But that didn’t stop Voting Section Chief Herren from recommending that Justice consent to New Hampshire’s requested bailout. In the November 18 internal memorandum, he urged that DOJ absolve the state of all its statutory sins by preclearing, on an expedited basis and without objection, all of its previously unsubmitted voting changes.
Under the Section 5 statute, the attorney general can consent to a bailout request only if he is “satisfied” that the covered jurisdiction has submitted “objective and compelling evidence . . . that the State or subdivision has complied with [the bailout] requirements.” Not only has the Voting Section unlawfully recommended that the assistant attorney general consent to bailout despite New Hampshire’s failure to comply with the law, but a draft consent decree is already circulating in the division because the recommendation was approved by Assistant Attorney General Perez. Even New Hampshire’s lawyer, Gerry Hebert, who used to work in the Voting Section, ought to know that New Hampshire is ineligible for bailout.
Contrast this DOJ fast-tracking of New Hampshire’s patently unqualified bailout request with its conduct in the Shelby County case. In Shelby, the district court noted that DOJ had objected in 2008 to an annexation of the city of Calera, a “governmental unit” within Shelby County, and that Shelby County held several special elections under one county ordinance that had not been submitted to DOJ for preclearance. That’s right — there was only one prior objection and only one voting change (not 20 or 90) that had not been submitted. Yet DOJ asked the court for six months of discovery to investigate Shelby County’s eligibility for bailout. The court denied the request and permitted no discovery into the eligibility question.

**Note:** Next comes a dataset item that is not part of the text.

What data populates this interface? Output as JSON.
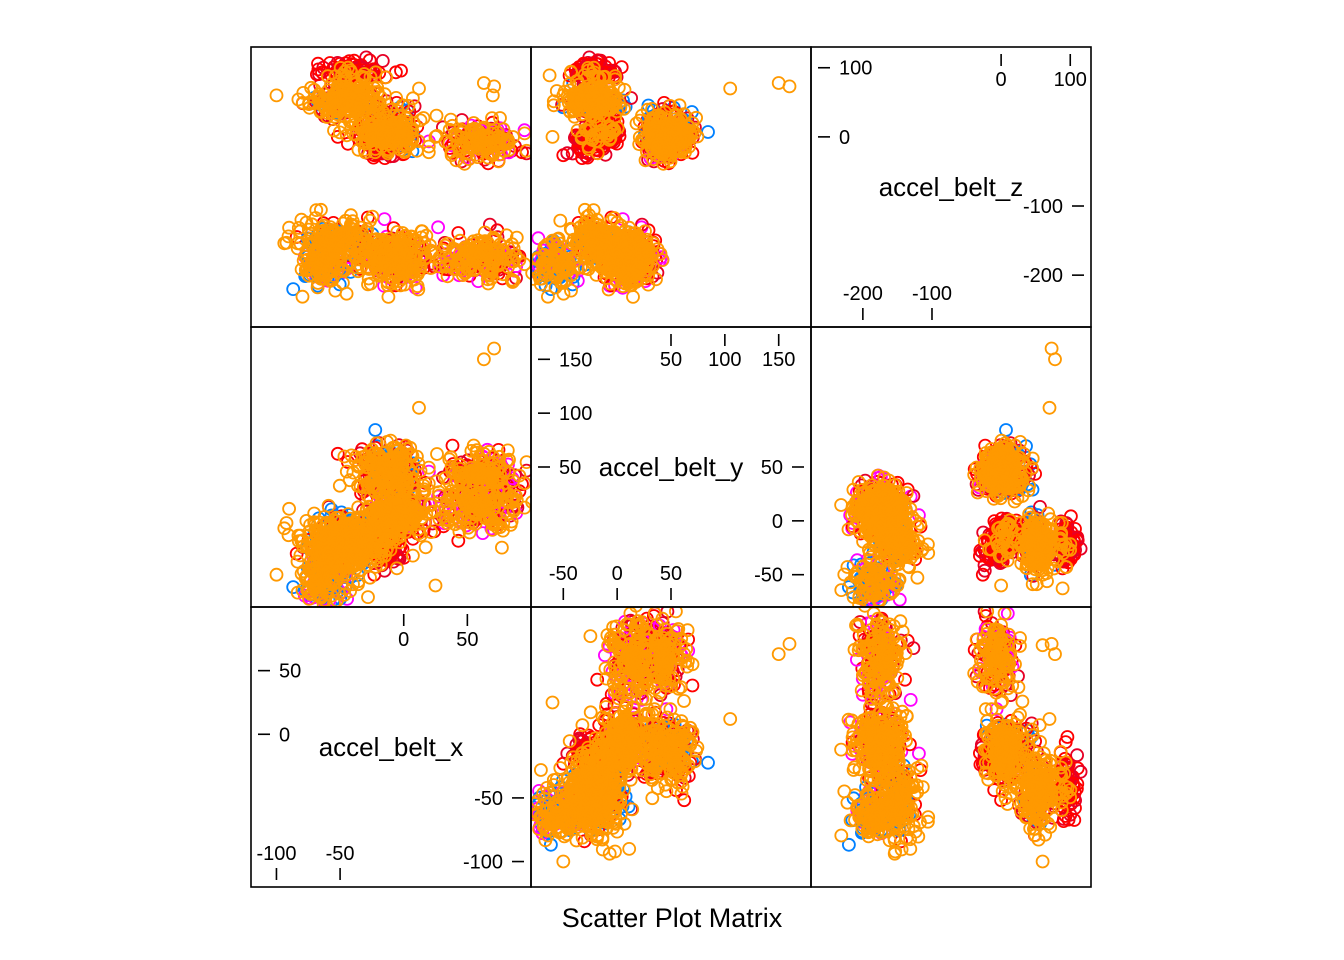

The internal DOJ November 18 memorandum indicates that, while 91.84 percent of eligible voters in New Hampshire are registered, “voter registration is lower in covered jurisdictions.” In fact, the registration rate drops steeply — to close to 70 percent — in four of the ten covered towns. In another two, the rate is lower than the state average. The memorandum also states that minority contacts in New Hampshire “were not aware of any active programs or efforts . . . to encourage voter registration or minority participation in the electoral process.” Yet these were not considered important factors by Voting Section Chief Herren and his team of lawyers, even though the statute says that covered jurisdictions must show “constructive efforts” to increase registration and voting and that a court should consider registration rates and disparities among them. Indeed, a standard part of the normal DOJ investigation is to interview minority contacts to see if they support bailout. The November 18 memorandum lists seven minority contacts. Four of the seven — including the president of the Manchester branch of the NAACP — opposed bailout.
Most minority contacts in New Hampshire opposed bailout because of perceived racial discrimination. Combined with the fact that the voter-registration rate in more than half of the covered jurisdictions is lower than the state average, such findings of noncompliance would have been the death knell for a bailout application when I worked in the Civil Rights Division.

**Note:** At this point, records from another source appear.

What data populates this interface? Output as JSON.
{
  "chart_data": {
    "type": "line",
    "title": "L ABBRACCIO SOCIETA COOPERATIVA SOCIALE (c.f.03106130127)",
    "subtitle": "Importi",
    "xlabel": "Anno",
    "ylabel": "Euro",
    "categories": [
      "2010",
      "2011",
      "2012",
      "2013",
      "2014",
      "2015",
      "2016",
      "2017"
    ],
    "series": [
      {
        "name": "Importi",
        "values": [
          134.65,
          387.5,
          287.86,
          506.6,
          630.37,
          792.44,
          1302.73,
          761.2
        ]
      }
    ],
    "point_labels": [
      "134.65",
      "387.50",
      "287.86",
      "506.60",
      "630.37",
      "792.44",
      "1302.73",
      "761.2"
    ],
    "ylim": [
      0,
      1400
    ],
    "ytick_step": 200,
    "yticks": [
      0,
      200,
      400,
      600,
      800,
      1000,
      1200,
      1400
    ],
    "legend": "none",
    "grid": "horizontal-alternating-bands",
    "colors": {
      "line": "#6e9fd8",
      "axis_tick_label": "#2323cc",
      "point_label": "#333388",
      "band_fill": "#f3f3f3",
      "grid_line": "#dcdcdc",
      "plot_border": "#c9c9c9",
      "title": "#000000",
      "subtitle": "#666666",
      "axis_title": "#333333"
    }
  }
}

So why the big hurry with New Hampshire and the refusal of the Justice Department to comply with the bailout requirements of Section 5? Sources tell me it’s because Justice wants to be able to get up before the Supreme Court in the Shelby County case and show that an entire state was able to bail out of Section 5. They want to argue that there is a viable way out for covered jurisdictions, including states, and that therefore the Supreme Court should not decide the constitutional issue. Justice officials are afraid that otherwise the Court will overturn Section 5. According to former Voting Section lawyer Christian Adams, DOJ has worked a similar deception in another bailout case involving Merced County, California.
For any jurisdiction covered under Section 5, the key to a successful bailout is DOJ consent. Yes, bailout is technically granted by a federal court, but judges tend to rubber-stamp such requests if Justice consents. In the New Hampshire case, the three-judge panel should not give the matter just a cursory review. It should deny bailout and make the Civil Rights Division justify its consent, given the state’s clear failure to comply with the statute. The Justice Department is trying to create evidence that it can use in its effort to manipulate the Supreme Court in the Shelby case.
Finally, the Supreme Court justices should take into account the improper, or at least highly unusual, actions of the Justice Department in the New Hampshire case when the Court considers the constitutionality of Section 5 in the Shelby County case. The department’s clear manipulation of the statute is just one more reason to throw out Section 5 of the Voting Rights Act, a statutory provision whose time has come and gone.
— Hans A. von Spakovsky is a senior legal fellow at the Heritage Foundation. He is a former career lawyer at the Justice Department, where he served as counsel to the assistant attorney general for civil rights.